Cheney sophomore Michael Ferguson said at first the new foods left him unsatisfied, “but now I can get as many fruits and vegetables as I want, which is what I was supposed to be getting, and that fills me up.”

Nationally, more than 31 percent of youths age 10 to 17 are overweight or obese, studies show. The National Survey of Children’s Health places Spokane County and Washington rates each around 25 to 26 percent.

The foundation is committed to working on this issue for at least one more year and possibly four additional years, Lyman said.

Martin, of the Cheney district, said the changes have to go beyond school meals.

Water and 100 percent fruit juices have replaced sugary sodas in vending machines. For classroom parties, healthy options are encouraged, such as smoothies or veggies for dipping or fruit kabobs, Martin said. Recess is more structured, with games that kids of all athletic abilities can play at least twice per week.

At the high school level, the foundation helped buy 22 new exercise machines for a cardio center.
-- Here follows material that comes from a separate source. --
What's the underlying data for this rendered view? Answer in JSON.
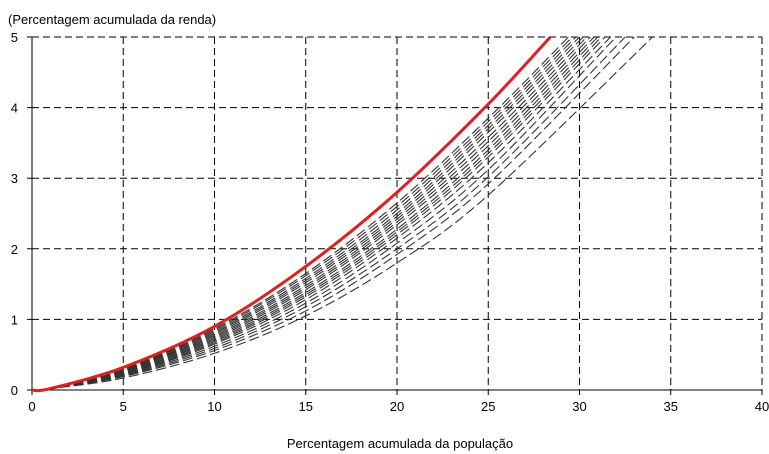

The machines are being used before and after school as well as in some physical education programs.

“The cardio room is awesome,” Ferguson said.

Spokane Youth Sports Association will partner with Cheney School District at three of the five elementary schools to offer after-school activities such as soccer, track or Zumba, Martin said.

Also, the district received a federal Farm-to-School grant to buy local produce to feature each month. In addition to children having the opportunity to eat local food, they’ll learn about the food in the classroom, and recipes featuring the item are being sent home.

Health officials will only know over an extended period of time if what they are doing is making a difference in the students’ weight.

“There’s enough information that tells us we should continue the interventions, but it will take interventions in other school districts to see if this is working,” Daratha said. That’s one reason why the foundation is working with numerous schools and districts in the region.

“The intent is to follow students for several years, so we can answer some of the questions about sustained change and the health of the child,” he said. “That’s the potential here. It could be really quite dramatic.”